Tenaya Alattas reports back on the police violence at last week’s pickets

Contrary to the media’s portrayal of the ‘scuffle’ between police and strikers, on the 14th of May, the riot police used excessive force, which was not commensurate with the threat.

This is not an isolated incident. It is not an exaggeration to say that the fear that the police would kill a student, teacher or community member was real: a head hitting concrete, a lung punctured from being squashed or headlocks evolving into strangulation were incidences of real violence which played out in front of my eyes time and time again. Sometimes the only thing marking the difference between the life or death of us picketing was the solidarity of the people who stood alongside you on the picket lines as we yelled, screamed and tried to grasp each other out of the vice-like grip of police repression. Yesterday I saw a police officer on King St and the powerlessness and hopelessness which enveloped me reduced me to tears, as I gasped for breath and shivered in fear and I realized the trauma they inflict upon me and my friends is not only manifested in physical symptoms.

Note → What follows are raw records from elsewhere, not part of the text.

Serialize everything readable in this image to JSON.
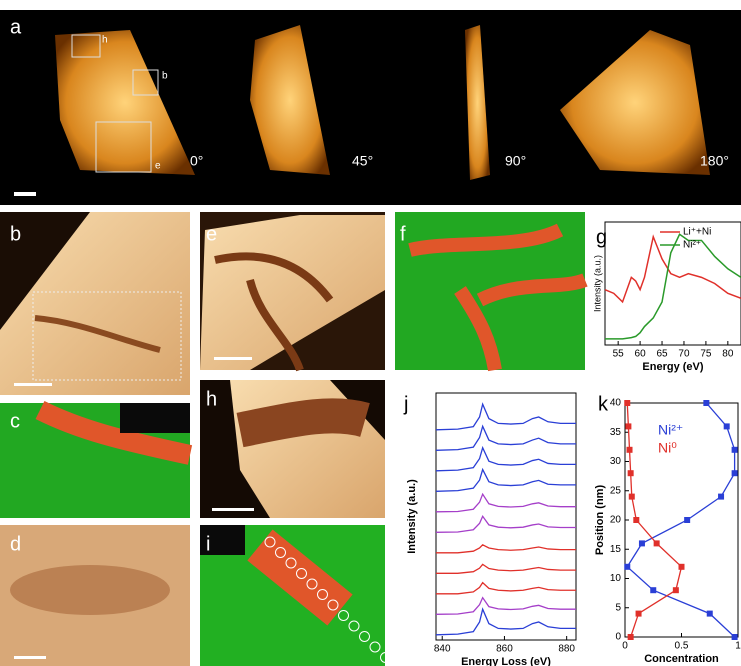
{
  "panel_labels": [
    "a",
    "b",
    "c",
    "d",
    "e",
    "f",
    "h",
    "i"
  ],
  "inset_labels": [
    "h",
    "b",
    "e"
  ],
  "angles": [
    "0°",
    "45°",
    "90°",
    "180°"
  ],
  "chart_data": [
    {
      "type": "line",
      "label": "g",
      "xlabel": "Energy (eV)",
      "ylabel": "Intensity (a.u.)",
      "x": [
        52,
        54,
        56,
        58,
        59,
        60,
        61,
        63,
        65,
        67,
        69,
        71,
        74,
        77,
        80,
        83
      ],
      "series": [
        {
          "name": "Li⁺+Ni",
          "color": "#e0302a",
          "values": [
            0.45,
            0.42,
            0.35,
            0.55,
            0.52,
            0.45,
            0.55,
            0.88,
            0.7,
            0.58,
            0.55,
            0.58,
            0.55,
            0.5,
            0.42,
            0.38
          ]
        },
        {
          "name": "Ni²⁺",
          "color": "#2a9a2a",
          "values": [
            0.05,
            0.05,
            0.05,
            0.06,
            0.07,
            0.1,
            0.15,
            0.22,
            0.35,
            0.75,
            0.9,
            0.85,
            0.85,
            0.72,
            0.62,
            0.55
          ]
        }
      ],
      "xlim": [
        52,
        83
      ],
      "xticks": [
        55,
        60,
        65,
        70,
        75,
        80
      ],
      "ylim": [
        0,
        1
      ],
      "legend": "upper right"
    },
    {
      "type": "line",
      "label": "j",
      "xlabel": "Energy Loss (eV)",
      "ylabel": "Intensity (a.u.)",
      "x": [
        838,
        845,
        850,
        852,
        853,
        855,
        858,
        862,
        866,
        869,
        871,
        874,
        878,
        883
      ],
      "series": [
        {
          "color": "#2a3fd6",
          "values": [
            0.1,
            0.12,
            0.2,
            0.5,
            0.9,
            0.45,
            0.3,
            0.28,
            0.3,
            0.45,
            0.5,
            0.35,
            0.3,
            0.3
          ]
        },
        {
          "color": "#2a3fd6",
          "values": [
            0.1,
            0.12,
            0.2,
            0.5,
            0.85,
            0.42,
            0.3,
            0.28,
            0.3,
            0.42,
            0.48,
            0.34,
            0.3,
            0.3
          ]
        },
        {
          "color": "#2a3fd6",
          "values": [
            0.1,
            0.12,
            0.2,
            0.48,
            0.82,
            0.4,
            0.3,
            0.28,
            0.3,
            0.42,
            0.46,
            0.33,
            0.3,
            0.3
          ]
        },
        {
          "color": "#2a3fd6",
          "values": [
            0.1,
            0.12,
            0.2,
            0.45,
            0.78,
            0.4,
            0.3,
            0.28,
            0.3,
            0.4,
            0.44,
            0.32,
            0.3,
            0.3
          ]
        },
        {
          "color": "#a53fc9",
          "values": [
            0.1,
            0.11,
            0.18,
            0.4,
            0.65,
            0.35,
            0.27,
            0.25,
            0.27,
            0.35,
            0.38,
            0.28,
            0.26,
            0.26
          ]
        },
        {
          "color": "#a53fc9",
          "values": [
            0.1,
            0.11,
            0.18,
            0.38,
            0.6,
            0.33,
            0.26,
            0.24,
            0.26,
            0.33,
            0.36,
            0.27,
            0.25,
            0.25
          ]
        },
        {
          "color": "#e0302a",
          "values": [
            0.1,
            0.1,
            0.15,
            0.25,
            0.35,
            0.25,
            0.2,
            0.18,
            0.2,
            0.25,
            0.28,
            0.22,
            0.2,
            0.2
          ]
        },
        {
          "color": "#e0302a",
          "values": [
            0.1,
            0.1,
            0.15,
            0.26,
            0.38,
            0.25,
            0.2,
            0.18,
            0.2,
            0.25,
            0.28,
            0.22,
            0.2,
            0.2
          ]
        },
        {
          "color": "#e0302a",
          "values": [
            0.1,
            0.1,
            0.16,
            0.3,
            0.45,
            0.27,
            0.21,
            0.19,
            0.21,
            0.27,
            0.3,
            0.23,
            0.21,
            0.21
          ]
        },
        {
          "color": "#a53fc9",
          "values": [
            0.1,
            0.11,
            0.18,
            0.4,
            0.62,
            0.34,
            0.27,
            0.25,
            0.27,
            0.35,
            0.38,
            0.28,
            0.26,
            0.26
          ]
        },
        {
          "color": "#2a3fd6",
          "values": [
            0.1,
            0.12,
            0.2,
            0.5,
            0.9,
            0.45,
            0.3,
            0.28,
            0.3,
            0.45,
            0.5,
            0.35,
            0.3,
            0.3
          ]
        }
      ],
      "xlim": [
        838,
        883
      ],
      "xticks": [
        840,
        860,
        880
      ],
      "ylim": [
        0,
        1
      ]
    },
    {
      "type": "scatter",
      "label": "k",
      "xlabel": "Concentration",
      "ylabel": "Position (nm)",
      "series": [
        {
          "name": "Ni²⁺",
          "color": "#2a3fd6",
          "x": [
            0.97,
            0.75,
            0.25,
            0.02,
            0.15,
            0.55,
            0.85,
            0.97,
            0.97,
            0.9,
            0.72
          ],
          "values": [
            0,
            4,
            8,
            12,
            16,
            20,
            24,
            28,
            32,
            36,
            40
          ]
        },
        {
          "name": "Ni⁰",
          "color": "#e0302a",
          "x": [
            0.05,
            0.12,
            0.45,
            0.5,
            0.28,
            0.1,
            0.06,
            0.05,
            0.04,
            0.03,
            0.02
          ],
          "values": [
            0,
            4,
            8,
            12,
            16,
            20,
            24,
            28,
            32,
            36,
            40
          ]
        }
      ],
      "xlim": [
        0,
        1
      ],
      "xticks": [
        0,
        0.5,
        1
      ],
      "ylim": [
        0,
        40
      ],
      "yticks": [
        0,
        5,
        10,
        15,
        20,
        25,
        30,
        35,
        40
      ],
      "legend": "upper center"
    }
  ]
}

And I know the VC will turn a blind eye. He has already testified to his ability to stand by idly as a student’s leg was broken, a staff member is suffering internal bleeding in her liver, and students were trampled on, beaten, bruised and emotionally traumatised. They will say how ‘scared’ the riot police (with their tasers, batons, and protective gear) had been by whichever (unarmed, unprotected, weaponless, often very young) protester. They will ban people from campus, engage us in lengthy court procedures and have the media (and social media) shame people.

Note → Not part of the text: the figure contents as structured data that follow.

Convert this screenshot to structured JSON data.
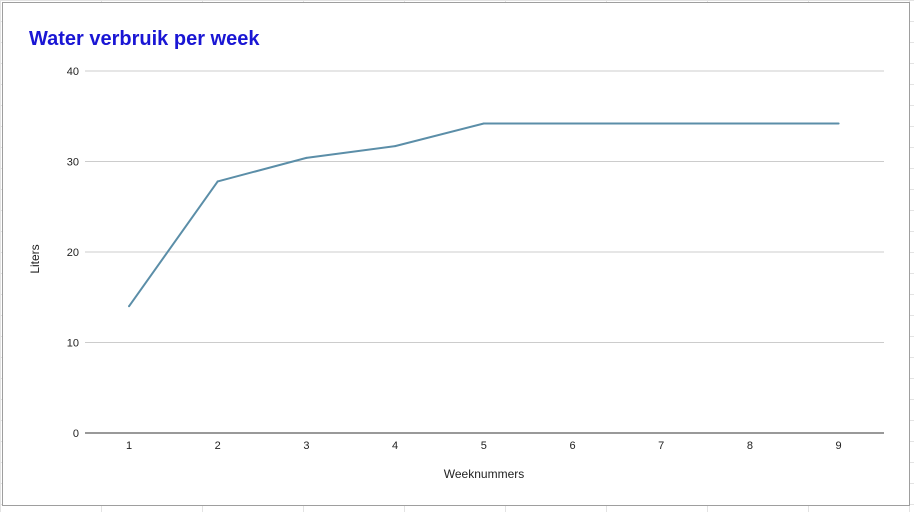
{
  "chart_data": {
    "type": "line",
    "title": "Water verbruik per week",
    "xlabel": "Weeknummers",
    "ylabel": "Liters",
    "categories": [
      "1",
      "2",
      "3",
      "4",
      "5",
      "6",
      "7",
      "8",
      "9"
    ],
    "series": [
      {
        "values": [
          14,
          27.8,
          30.4,
          31.7,
          34.2,
          34.2,
          34.2,
          34.2,
          34.2
        ]
      }
    ],
    "ylim": [
      0,
      40
    ],
    "yticks": [
      0,
      10,
      20,
      30,
      40
    ],
    "grid": true,
    "legend": "none",
    "colors": {
      "title": "#1a16d4",
      "line": "#5b8ea8",
      "gridline": "#cccccc",
      "axis": "#333333"
    }
  }
}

But I know for a fact that those I work with in the SRC, in the EAG, Honi, Grassroots, SLS and SWA are made of stronger stuff, and the bonds formed at picket lines, however fracticious are difficult to erode.

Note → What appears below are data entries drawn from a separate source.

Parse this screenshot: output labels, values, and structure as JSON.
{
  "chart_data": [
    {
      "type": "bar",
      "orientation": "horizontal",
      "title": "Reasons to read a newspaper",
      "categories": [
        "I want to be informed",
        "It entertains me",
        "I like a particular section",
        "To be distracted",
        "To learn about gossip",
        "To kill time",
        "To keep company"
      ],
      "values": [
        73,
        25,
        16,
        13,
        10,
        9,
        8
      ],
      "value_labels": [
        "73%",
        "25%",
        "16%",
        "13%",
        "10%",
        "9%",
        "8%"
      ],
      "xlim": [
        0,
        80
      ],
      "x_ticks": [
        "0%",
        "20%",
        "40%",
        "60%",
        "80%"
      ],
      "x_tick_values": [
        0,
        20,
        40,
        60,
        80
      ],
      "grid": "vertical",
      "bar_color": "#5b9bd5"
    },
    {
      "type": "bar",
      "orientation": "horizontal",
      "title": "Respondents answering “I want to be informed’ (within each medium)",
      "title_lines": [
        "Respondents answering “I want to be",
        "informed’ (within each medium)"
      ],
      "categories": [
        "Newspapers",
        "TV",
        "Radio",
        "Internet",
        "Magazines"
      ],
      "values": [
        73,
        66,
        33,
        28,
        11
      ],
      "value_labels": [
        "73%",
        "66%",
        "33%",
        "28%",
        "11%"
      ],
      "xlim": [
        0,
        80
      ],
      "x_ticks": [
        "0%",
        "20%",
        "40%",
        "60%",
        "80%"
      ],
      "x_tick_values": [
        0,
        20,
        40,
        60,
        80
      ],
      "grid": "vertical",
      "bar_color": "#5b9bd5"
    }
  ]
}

We already have 500 signatures to ‘get cops off campus’; we will issue a formal complaint to the Ombudsmen; we will hold legal work-shops and support training for students suffering trauma; we also have an action planned for this Thursday, 1 pm at Fisher Library to show the VC we do not want police on campus.

More so we will work with the NTEU, CPSU and other unions and collectives interested in supporting ongoing industrial disputes at USYD.

The next strike is on the 5th of June and I urge you to come to the picket lines, to support our staff and importantly, to protect our democratic right to protest.